基于迁移学习的跨领域排序学习算法研究
详细信息    本馆镜像全文|  推荐本文 |  |   获取CNKI官网全文
摘要
随着互联网的普及和互联网内容的不断丰富,如何通过有效的方式获取需要的信息显得尤为重要。搜索引擎很好地解决了这个问题,成为了人们访问互联网的入口。如何对搜索引擎返回的结果进行排序成为近年来研究的热点,另一方面,搜索引擎结果排序的质量也直接决定了用户的使用体验,进而影响搜索引擎的市场份额。本文的研究工作正是以搜索引擎为大背景进行的。
     纵观各大主流搜索引擎,查询的结果网页通常在经过排序后,以列表的形式返回给用户,排在最靠前的是系统认为最相关,最能满足用户信息需求的网页。近年来,运用大规模数据处理和机器学习技术训练最优排序模型成为学术界的研究热点,国内外研究者先后提出了一系列经典的方法,有些在工业界已经获得了良好的应用,比如排序支持向量机(Ranking SVM)。绝大多数这类方法都属于监督学习的范畴,为了获得一个可靠的排序模型,我们需要标注大量的训练数据,将这些数据输入到特定的学习机,经过一定时间的自动训练,学习机输出得到的排序模型。
     在排序学习算法的实际应用中,标注数据数量不足,甚至根本没有标注数据的情况经常出现。现有的监督排序学习方法总是需要一定数量规模的标注数据,以保证最终获得的排序模型的可靠性,当标注数据不足时这些方法就无法得到应用。所幸的是,在排序学习算法的实际应用中,我们也发现,虽然目标领域的标注数据不足,但可能还存在另一部分数量较多的标注数据,这些数据来自一个与目标领域不同但相关的领域(我们称之为“源领域”)。如何利用这部分数据来帮助目标领域中的排序学习,以获得改进的排序模型是本文关注的重点。
     本文针对排序学习实际应用中面临的标注数据不足的问题,充分利用来自源领域的标注数据,引入迁移学习的概念,创新性地提出了基于迁移学习的跨领域排序学习算法,并进行了应用研究。在系统分析排序学习算法的基本假设、损失函数、优化公式和学习算法之后,本文分别在实例和特征两个方面进行迁移学习,给出各自的基本假设、优化公式以及学习算法。最后,本文还研究了我们的方法在文档检索、垂直搜索中的应用。
     对于基于实例的迁移排序学习,我们首先提出了一个启发式的方法TransRank,该方法首先对源领域标注数据进行两步预处理,然后将处理过的数据和目标领域的少量训练数据一起输入到Ranking SVM,经过训练得到排序模型。随后,我们又提出了一个改进的概率分布算法CLRankins。对于基于特征的情况,根据假设我们提出了一个统一的优化公式,并将其转换成依次优化两个变量的迭代过程。我们还研究了该优化问题和经典的Ranking SVM之间的关系,并通过证明得出,该优化问题可以使用Ranking SVM作为基础学习机。对该优化问题的求解最终形成了基于特征的迁移排序学习算法CLRankfeat。

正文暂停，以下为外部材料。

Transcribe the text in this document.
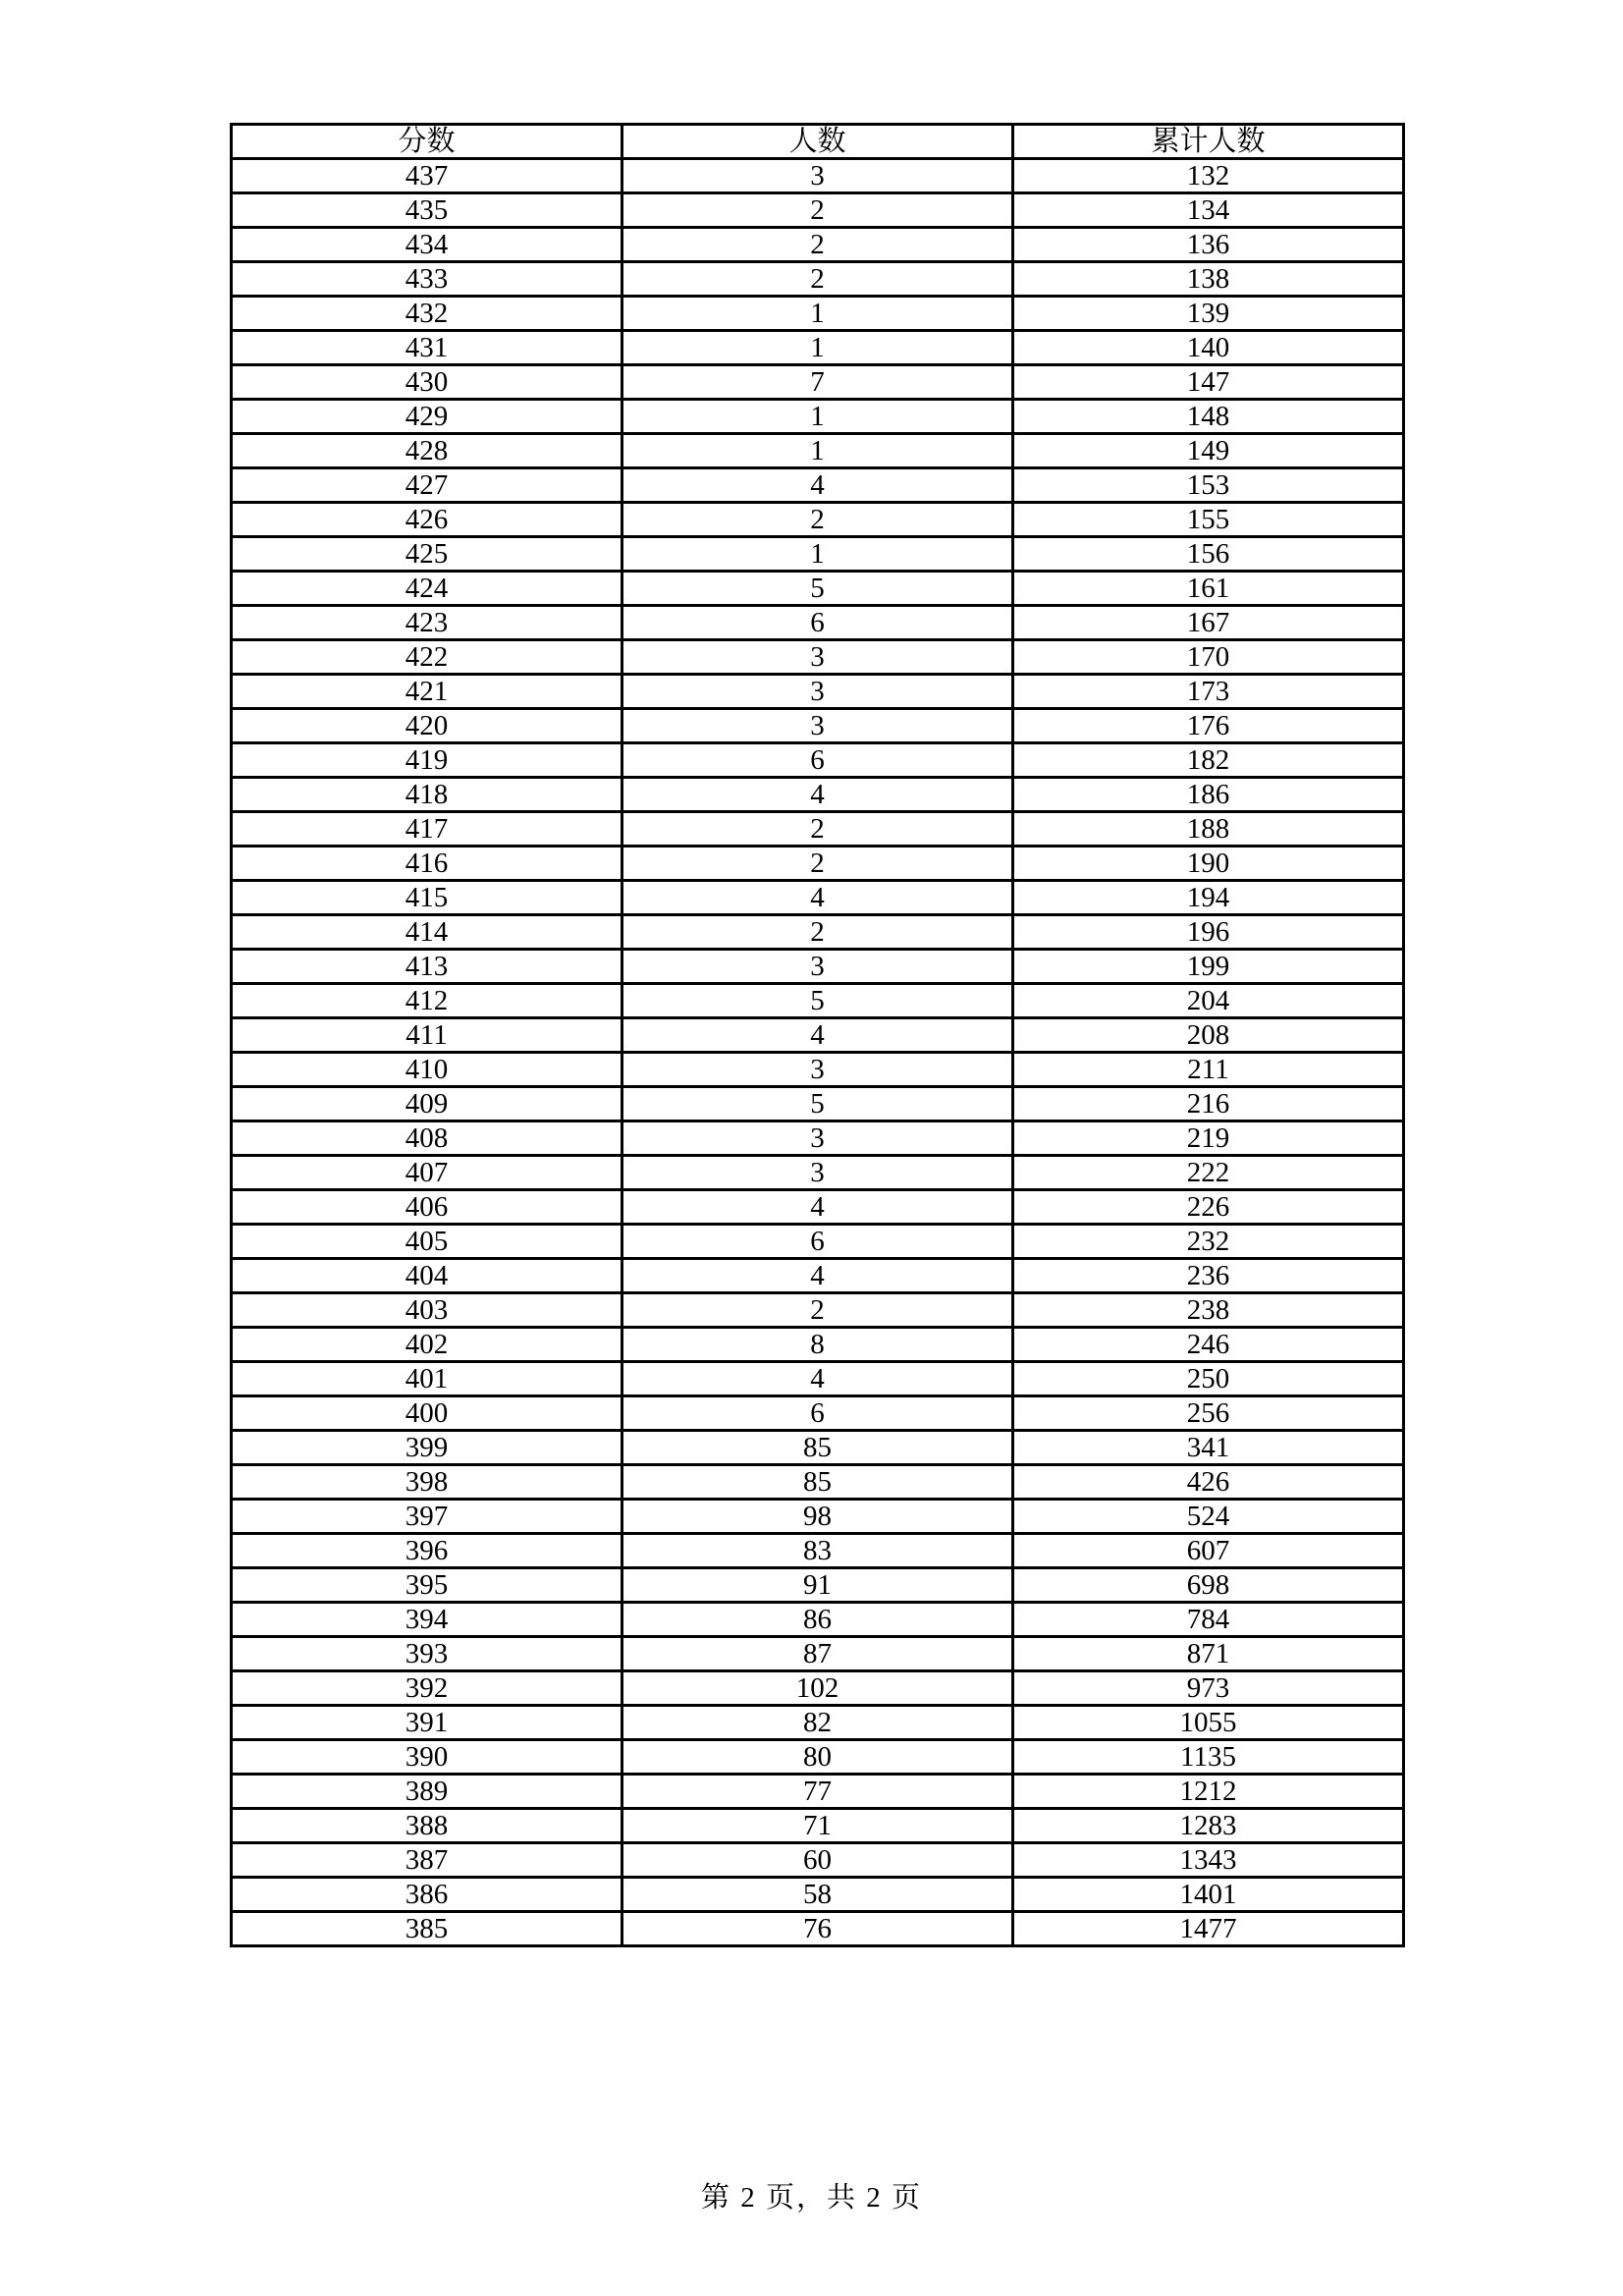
分数	人数	累计人数
437	3	132
435	2	134
434	2	136
433	2	138
432	1	139
431	1	140
430	7	147
429	1	148
428	1	149
427	4	153
426	2	155
425	1	156
424	5	161
423	6	167
422	3	170
421	3	173
420	3	176
419	6	182
418	4	186
417	2	188
416	2	190
415	4	194
414	2	196
413	3	199
412	5	204
411	4	208
410	3	211
409	5	216
408	3	219
407	3	222
406	4	226
405	6	232
404	4	236
403	2	238
402	8	246
401	4	250
400	6	256
399	85	341
398	85	426
397	98	524
396	83	607
395	91	698
394	86	784
393	87	871
392	102	973
391	82	1055
390	80	1135
389	77	1212
388	71	1283
387	60	1343
386	58	1401
385	76	1477
第 2 页，共 2 页
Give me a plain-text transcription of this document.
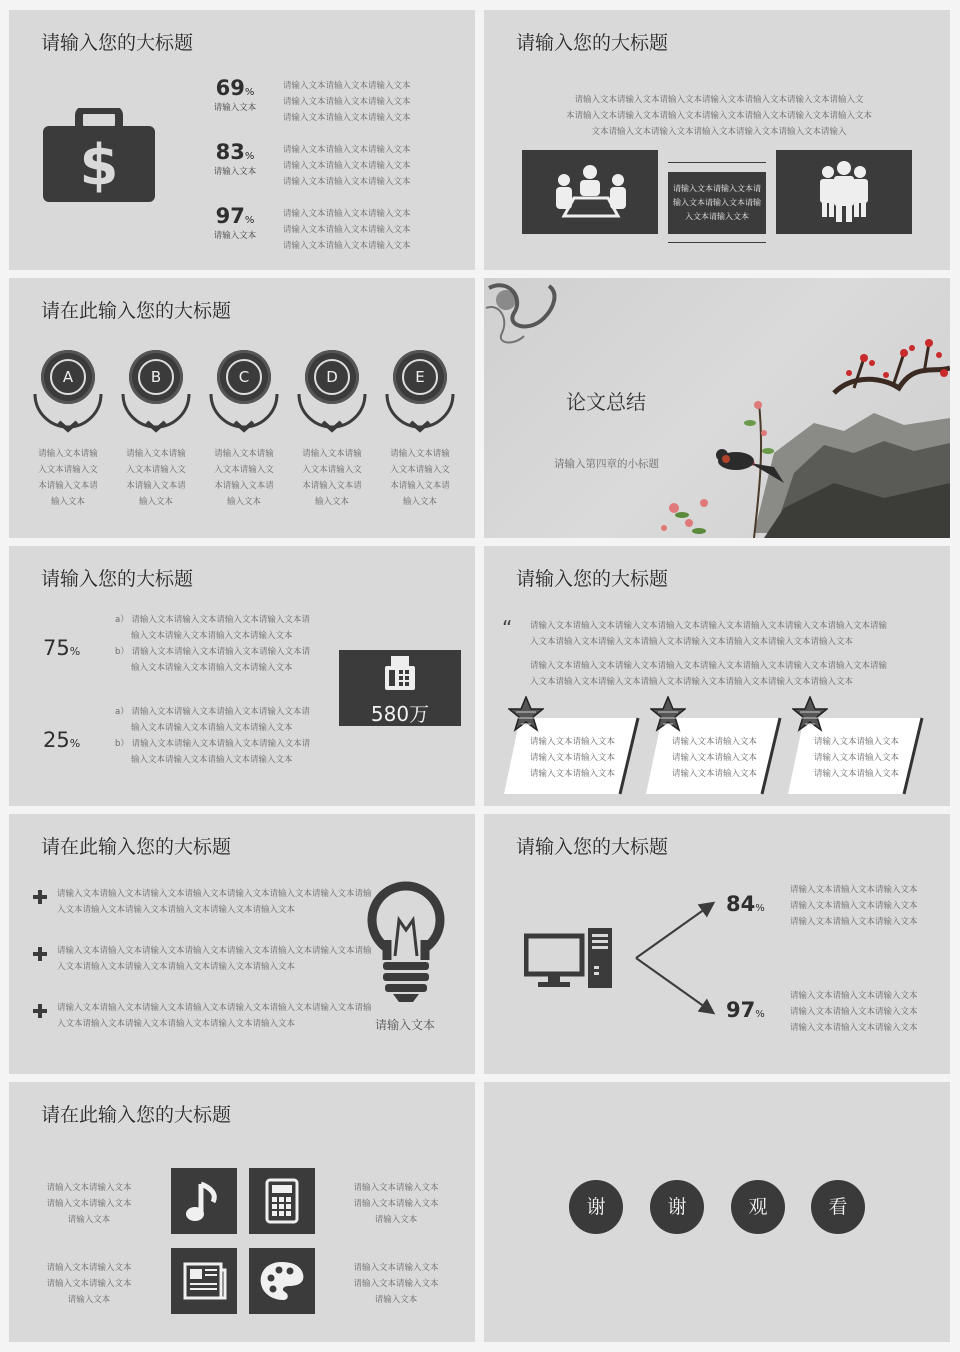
请输入您的大标题
$
69%
请输入文本
请输入文本请输入文本请输入文本
请输入文本请输入文本请输入文本
请输入文本请输入文本请输入文本
83%
请输入文本
请输入文本请输入文本请输入文本
请输入文本请输入文本请输入文本
请输入文本请输入文本请输入文本
97%
请输入文本
请输入文本请输入文本请输入文本
请输入文本请输入文本请输入文本
请输入文本请输入文本请输入文本
请输入您的大标题
请输入文本请输入文本请输入文本请输入文本请输入文本请输入文本请输入文
本请输入文本请输入文本请输入文本请输入文本请输入文本请输入文本请输入文本
文本请输入文本请输入文本请输入文本请输入文本请输入文本请输入
请输入文本请输入文本请
输入文本请输入文本请输
入文本请输入文本
请在此输入您的大标题
A
请输入文本请输
入文本请输入文
本请输入文本请
输入文本
B
请输入文本请输
入文本请输入文
本请输入文本请
输入文本
C
请输入文本请输
入文本请输入文
本请输入文本请
输入文本
D
请输入文本请输
入文本请输入文
本请输入文本请
输入文本
E
请输入文本请输
入文本请输入文
本请输入文本请
输入文本
论文总结
请输入第四章的小标题
请输入您的大标题
75%
a） 请输入文本请输入文本请输入文本请输入文本请
输入文本请输入文本请输入文本请输入文本
b） 请输入文本请输入文本请输入文本请输入文本请
输入文本请输入文本请输入文本请输入文本
25%
a） 请输入文本请输入文本请输入文本请输入文本请
输入文本请输入文本请输入文本请输入文本
b） 请输入文本请输入文本请输入文本请输入文本请
输入文本请输入文本请输入文本请输入文本
580万
请输入您的大标题
“ 请输入文本请输入文本请输入文本请输入文本请输入文本请输入文本请输入文本请输入文本请输
入文本请输入文本请输入文本请输入文本请输入文本请输入文本请输入文本请输入文本
请输入文本请输入文本请输入文本请输入文本请输入文本请输入文本请输入文本请输入文本请输
入文本请输入文本请输入文本请输入文本请输入文本请输入文本请输入文本请输入文本
请输入文本请输入文本
请输入文本请输入文本
请输入文本请输入文本
请输入文本请输入文本
请输入文本请输入文本
请输入文本请输入文本
请输入文本请输入文本
请输入文本请输入文本
请输入文本请输入文本
请在此输入您的大标题
请输入文本
请输入文本请输入文本请输入文本请输入文本请输入文本请输入文本请输入文本请输
入文本请输入文本请输入文本请输入文本请输入文本请输入文本
请输入文本请输入文本请输入文本请输入文本请输入文本请输入文本请输入文本请输
入文本请输入文本请输入文本请输入文本请输入文本请输入文本
请输入文本请输入文本请输入文本请输入文本请输入文本请输入文本请输入文本请输
入文本请输入文本请输入文本请输入文本请输入文本请输入文本
请输入您的大标题
84%
请输入文本请输入文本请输入文本
请输入文本请输入文本请输入文本
请输入文本请输入文本请输入文本
97%
请输入文本请输入文本请输入文本
请输入文本请输入文本请输入文本
请输入文本请输入文本请输入文本
请在此输入您的大标题
请输入文本请输入文本
请输入文本请输入文本
请输入文本
请输入文本请输入文本
请输入文本请输入文本
请输入文本
请输入文本请输入文本
请输入文本请输入文本
请输入文本
请输入文本请输入文本
请输入文本请输入文本
请输入文本
谢	谢	观	看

     跨领域的迁移排序学习在文档检索中有着广泛的应用前景。本文使用文档检索的一些公共数据集,模拟标注数据不足的情况,通过实验验证了迁移排序学习在文档检索中的应用效果。基于大规模公共数据集的实验表明,本文提出的三个迁移排序学习方法能不同程度地改进目标领域的排序模型。CLRankfeat能在所有的实验数据集上获得5-15%的性能提升;TransRank和CLRankins只能在部分数据集上获得较小的性能提升。同时,我们还在算法敏感性和鲁棒性上,对这些方法进行比较分析。
     垂直搜索引擎是迁移排序学习的另一个应用场景。新开发的垂直搜索往往没有足够的时间去标注数据以训练排序模型,但我们可以利用其它垂直搜索的标注数据,通过迁移排序学习来获得排序模型,用于新开发的垂直搜索。在实验中,我们使用某商业搜索引擎的查询点击数据,抽取影响网页排序的特征集合,构造实验所需的数据集。实验表明,TransRank能有效提升新闻搜索上的排序性能,节省大约80%的目标领域标注数据。此外,我们还分析讨论了不同特征在迁移排序学习过程中所起的作用。
With the quick development of Internet, the way people can effectively access information becomes crucial. Search engines partially solve this problem and act as the main access of Internet. Recently, to acquire ranking models for search engines has become a research hotspot. In search industry, the quality of the top results much influences the user satisfaction which is strongly related with the market share. This dissertation uses search engines as main scenario.
     Most of the mainstream search engines present the ranked search results in a list. The top results are thought to be the most relevant ones, and thus meeting the users' information needs which are expressed via queries. In recent years, large-scale data processing and machine learning techniques have been widely applied in acquiring a ranking model for the search engine, creating a new term "learning to rank". Many methods have been proposed and some have been successfully implemented in industry (e.g. Ranking SVM). Almost all these methods can be categorized to "supervised learning". To obtain a reliable ranking model, we need to label a large amount of training data, input them to a specific learner and experiencing a training period.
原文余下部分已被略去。